Ottorino Respighi, (1879 – 1936) Il Tramonto, voilà un compositeur et une œuvre qui méritent d’être connus. Ce poème lyrique est l’un des cadeaux de la soirée, et merci aux jeunes interprètes d’avoir abordé une œuvre de ce compositeur Italien trop longtemps négligé.
La voix de Jeanne Gérard colle parfaitement à ce répertoire ; c’est comme si la jeune soprano parisienne se sentait chez elle dans cette musique italienne. Elle est bien dans sa voix, bien dans son jeu, car en plus d’une technique vocale irréprochable, le public a pu apprécier sa profonde musicalité et sa présence scénique remarquable. Pour l’accompagner, Raphaëlle Moreau. La violoniste n’est pas une inconnue, et elle fut elle aussi une « révélation » des Victoires de la Musique dans la catégorie soliste instrumental. Elle n’a que 24 ans et se fait un prénom dans cette fratrie de brillants musiciens.
Également très remarquées, Anna Egholm au toucher affirmé, et Clémence de Forceville, autre violoniste talentueuse dont le jeu est bien en place dans cet ensemble. Violaine Despeyroux est une altiste connue et reconnue. On se souvient notamment de son jeu tout en finesse dans une mémorable « carte blanche » à Renaud Capuçon. C’était au festival de Pâques 2021, dans une édition numérique très suivie avec la présente du Maître de l’alto : Gérard Caussé, une sacrée référence pour beaucoup.
Dans le groupe de jeunes femmes, toutes aussi jolies les unes que les autres, un homme, Aurélien Pascal, qui se construit lui aussi une superbe carrière de violoncelliste.
Ernest Chausson (1855 – 1899). Chanson perpétuelle, opus 37, une œuvre bouleversante et on est sous le charme de cette interprétation très émouvante des musiciens qui reviennent avec un plaisir non dissimulé sur scène. Là encore, Jeanne Gérard séduit. On la sent proche de son public mais aussi de son texte, superbe. Une œuvre pleine de surprises tonales qu’elle sert admirablement de sa voix est chaude et caressante.
Un musicien fait son entrée : Théo Fouchenneret. Le pianiste niçois n’est pas un inconnu. Révélation soliste aux Victoires de la Musique 2019, et également premier Prix (ex aequo) au prestigieux Concours International de Genève. Des distinctions méritées. Son interprétation a su restituer toute la poésie de cette « Chanson Perpétuelle ».

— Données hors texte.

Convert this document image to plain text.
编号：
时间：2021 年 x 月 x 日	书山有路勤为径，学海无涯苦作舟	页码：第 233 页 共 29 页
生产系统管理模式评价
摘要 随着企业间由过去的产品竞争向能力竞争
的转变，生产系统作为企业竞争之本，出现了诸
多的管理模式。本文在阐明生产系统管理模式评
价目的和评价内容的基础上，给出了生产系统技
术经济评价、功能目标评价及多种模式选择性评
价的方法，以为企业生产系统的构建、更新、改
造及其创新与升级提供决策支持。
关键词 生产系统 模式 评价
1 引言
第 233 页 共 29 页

Le programme se poursuit avec David Hudry, né en 1978. Il propose une création étonnante, mouvante et pour ainsi dire visuelle. Quantité de tableaux s’offrent à notre oreille et tout se met joliment en place dans « Impulse », une partition pour violoncelle et piano. L’occasion pour nous de découvrir aux côtés d’Aurélien Pascal au violoncelle, Joe Christophe à la clarinette et Célia Oneto Bensaid au piano. Tous mettent en valeur l’œuvre de David Hudry, à la fois très construite et intuitive.
On aime le compositeur anglais Edward Elgar (1857 -1934) autodidacte de grand talent (faute de moyens dans sa famille, sa formation n’est pas classique mais ses influences sont multiples et le musicien connaitra le succès. Il y eut pourtant des critiques sévères, et fort heureusement bien d’autres, enthousiastes. Toujours est-il que ce vendredi soir, le Quintette pour piano et cordes en la mineur opus 84 à convaincu.
C’est autour de cette œuvre que les musiciens sont revenus sur scène : Renaud Capuçon accompagné au violon par Manon Galy, à l’alto par Violaine Despeyroux, au violoncelle par Max Bumjun Kim, et pour finir, Célia Oneto Bensaid, revenue s’asseoir devant le piano, pour notre plus grand plaisir. Oui, on peut parler de relève bien assurée.